These people are no different."
"That tells me nothing."
A knock on the door startled them both, the first time he'd seen a crack in her icy veneer. Her gaze locked on the gun, lying on the table.
"Why don't you just answer it?" he asked.
Another knock. Light. Friendly.
"Do you think bad guys knock?" he asked, invoking his own measure of cool. "And this isn't even your place, right?"
She threw him a discerning glance. "You learn fast."
"I did graduate college."
She stood and walked to the door.
When she opened it a petite woman in a beige overcoat appeared outside. Perhaps early sixties, with dark hair streaked by waves of silver, and intense brown eyes. A Burberry scarf draped her neck. One hand displayed a leather case with a badge and photo identification.
The other held a Beretta.
"Ms. Morrison," the woman said. "I'm Stephanie Nelle. U.S. Justice Department."
Chapter Thirteen
THIRTY-FIVE
LOIRE VALLEY
7:00 P.M.
ELIZA PACED THE LONG GALLERY AND EAVESDROPPED ON A WINTER wind that battered the chateau's windows. Her mind replayed all of what she'd told Ashby over the past year, disturbed by the possibility that she might have made a huge mistake.
History noted how Napoleon Bonaparte had looted Europe, stealing untold amounts of precious metals, jewels, antiquities, paintings, books, sculptures-anything and everything of value. Inventories of that plunder existed, but no one could vouch for their accuracy. Pozzo di Borgo learned that Napoleon had secreted away portions of the spoils in a place only the emperor knew. Rumors during Napoleon's time hinted at a fabulous cache, but nothing ever pointed the way toward it.
Twenty years her ancestor searched.
She stopped before one of the windows and gazed out into the blackness. Below her, the River Cher surged past. She basked in the room's warmth and savored its homely perfume. She wore a thick robe over her nightclothes and sought comfort within them both.
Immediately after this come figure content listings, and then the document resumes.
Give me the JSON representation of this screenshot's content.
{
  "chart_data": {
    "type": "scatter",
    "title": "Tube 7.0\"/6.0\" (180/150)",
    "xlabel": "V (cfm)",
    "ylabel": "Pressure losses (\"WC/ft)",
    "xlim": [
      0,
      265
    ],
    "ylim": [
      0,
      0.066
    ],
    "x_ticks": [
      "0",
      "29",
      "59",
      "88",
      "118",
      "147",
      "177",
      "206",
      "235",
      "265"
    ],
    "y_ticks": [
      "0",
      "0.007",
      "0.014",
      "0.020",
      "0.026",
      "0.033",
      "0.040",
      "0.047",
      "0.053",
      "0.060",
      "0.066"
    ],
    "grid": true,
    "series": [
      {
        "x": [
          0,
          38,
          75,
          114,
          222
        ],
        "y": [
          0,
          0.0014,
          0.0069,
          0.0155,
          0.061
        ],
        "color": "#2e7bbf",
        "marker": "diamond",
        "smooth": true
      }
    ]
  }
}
Finding that lost cache would be her way of vindicating Pozzo di Borgo. Validating her heritage. Making her family relevant.
A vendetta complete.
The di Borgo clan was one of long standing in Corsica. Pozzo, as a boy, had been a close friend of Napoleon. But the legendary revolutionary Pasquale Paoli drove a wedge between them when he favored the di Borgos over the Bonapartes, whom he found too ambitious for his liking.
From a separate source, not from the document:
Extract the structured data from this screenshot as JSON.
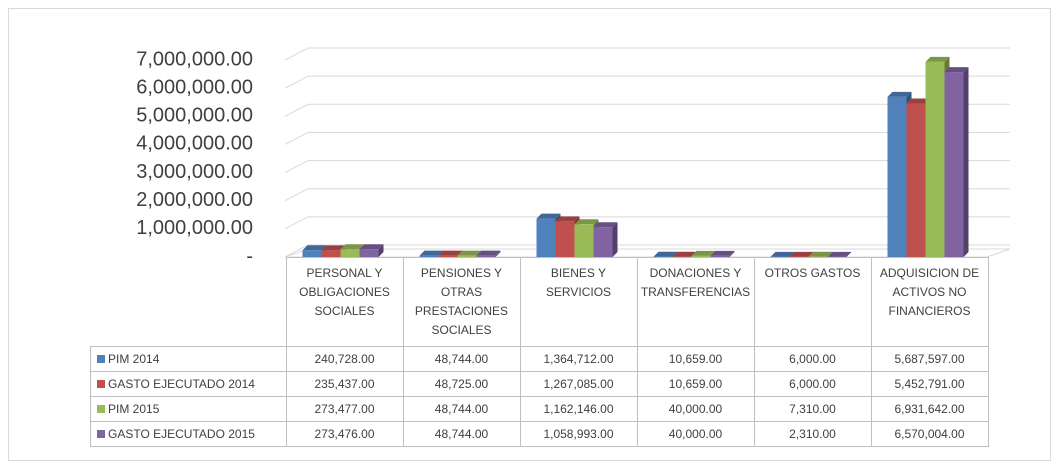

A formal feud commenced when Napoleon, as a young man, sought election as a lieutenant colonel in the Corsican volunteers, with a brother of Pozzo di Borgo as his opponent. The high-handed methods Napoleon and his party used to secure a favorable result roused di Borgo's enmity. The breach became complete after 1792, when the di Borgos sided with Corsican independence and the Bonapartes teamed with France. Pozzo di Borgo was eventually named chief of the Corsican civil government. When France, under Napoleon, occupied Corsica, di Borgo fled and, for the next twenty-three years, skillfully worked to destroy his sworn enemy.
For all the attempts to restrict, suppress, and muffle me, it will be difficult to make me disappear from the public memory completely. French historians will have to deal with the Empire and will have to give me my rightful due.
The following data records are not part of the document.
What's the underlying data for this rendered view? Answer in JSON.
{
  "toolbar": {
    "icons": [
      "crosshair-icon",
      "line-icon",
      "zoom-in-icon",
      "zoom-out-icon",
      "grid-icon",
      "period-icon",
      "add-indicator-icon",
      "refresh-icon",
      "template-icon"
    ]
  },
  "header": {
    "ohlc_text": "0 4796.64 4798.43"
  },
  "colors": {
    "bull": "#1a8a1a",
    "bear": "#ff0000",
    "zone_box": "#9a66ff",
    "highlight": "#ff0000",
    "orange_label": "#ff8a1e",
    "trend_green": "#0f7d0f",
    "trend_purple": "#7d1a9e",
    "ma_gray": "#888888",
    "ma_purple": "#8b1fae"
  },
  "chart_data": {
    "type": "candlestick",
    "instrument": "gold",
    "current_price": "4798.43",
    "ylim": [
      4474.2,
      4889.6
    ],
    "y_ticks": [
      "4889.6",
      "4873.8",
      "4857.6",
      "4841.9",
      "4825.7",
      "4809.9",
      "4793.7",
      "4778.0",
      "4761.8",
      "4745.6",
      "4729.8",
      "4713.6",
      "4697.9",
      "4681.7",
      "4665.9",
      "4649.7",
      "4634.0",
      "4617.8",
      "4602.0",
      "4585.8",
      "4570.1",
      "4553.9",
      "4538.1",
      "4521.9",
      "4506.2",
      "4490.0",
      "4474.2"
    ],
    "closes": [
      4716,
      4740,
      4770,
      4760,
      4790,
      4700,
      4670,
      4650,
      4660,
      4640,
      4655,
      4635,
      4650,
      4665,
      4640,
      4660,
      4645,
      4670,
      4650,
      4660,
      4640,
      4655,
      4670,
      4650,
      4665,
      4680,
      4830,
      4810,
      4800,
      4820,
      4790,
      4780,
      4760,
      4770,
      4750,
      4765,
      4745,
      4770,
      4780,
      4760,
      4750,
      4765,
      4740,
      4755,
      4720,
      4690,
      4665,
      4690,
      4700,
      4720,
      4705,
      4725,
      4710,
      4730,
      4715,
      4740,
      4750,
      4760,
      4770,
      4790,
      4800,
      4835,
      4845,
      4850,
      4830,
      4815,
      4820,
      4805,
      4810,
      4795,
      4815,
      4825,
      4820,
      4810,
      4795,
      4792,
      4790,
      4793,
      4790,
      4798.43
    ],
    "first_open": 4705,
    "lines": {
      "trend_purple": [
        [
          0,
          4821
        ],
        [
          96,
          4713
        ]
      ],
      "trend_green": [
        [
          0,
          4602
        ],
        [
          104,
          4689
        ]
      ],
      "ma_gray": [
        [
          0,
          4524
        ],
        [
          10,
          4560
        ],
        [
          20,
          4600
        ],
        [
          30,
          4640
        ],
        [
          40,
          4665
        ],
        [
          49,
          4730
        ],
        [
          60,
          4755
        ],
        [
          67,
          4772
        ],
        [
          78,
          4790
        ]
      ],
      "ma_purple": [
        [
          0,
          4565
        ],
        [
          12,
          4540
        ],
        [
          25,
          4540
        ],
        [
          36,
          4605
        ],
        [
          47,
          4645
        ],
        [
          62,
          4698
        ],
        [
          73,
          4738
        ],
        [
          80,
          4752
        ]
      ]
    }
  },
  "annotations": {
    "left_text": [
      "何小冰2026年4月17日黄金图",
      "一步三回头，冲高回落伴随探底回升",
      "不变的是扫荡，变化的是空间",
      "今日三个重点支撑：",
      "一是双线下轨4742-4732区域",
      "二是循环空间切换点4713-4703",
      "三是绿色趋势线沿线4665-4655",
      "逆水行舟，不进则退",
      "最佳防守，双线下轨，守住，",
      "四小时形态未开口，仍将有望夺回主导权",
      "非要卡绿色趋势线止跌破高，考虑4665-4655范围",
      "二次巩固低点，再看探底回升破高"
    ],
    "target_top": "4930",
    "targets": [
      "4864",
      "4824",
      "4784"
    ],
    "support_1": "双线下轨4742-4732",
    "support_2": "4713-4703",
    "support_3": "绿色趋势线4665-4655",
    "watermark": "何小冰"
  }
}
Napoleon's arrogance. Burned into her memory. Clearly, the tyrant had forgotten the hundreds of villages he'd burned to the ground from Russia, to Poland, to Prussia, to Italy, and across the plains and mountains of Iberia. Thousands of prisoners executed, hundreds of thousands of refugees rendered homeless, countless women raped by his Grande Armee. And what of the three million or so dead soldiers left rotting across Europe. Millions more wounded or permanently handicapped. And the destroyed political institutions of a few hundred states and principalities. Shattered economies. Fear and dread everywhere, France itself included. She agreed with what the great French writer emile Zola observed at the end of the 19th century: What utter madness to believe that one can prevent the truth of history from eventually being written.
And the truth on Napoleon?
His destruction of the Germanic states, and the reunifying of them, along with Prussia, Bavaria, and Saxony, facilitated German nationalism, which led to their consolidation a hundred years later, which stimulated the rise of Bismarck, Hitler, and two world wars.
Give me my rightful due.
Oh, yes.
That she would.
Leather heels clicked off the floor from the gallery. She turned and watched as her chamberlain walked her way. She'd been expecting the call and knew who was on the other end of the line.
Her acolyte handed her the phone, then withdrew.
"Good evening, Graham," she said into the unit.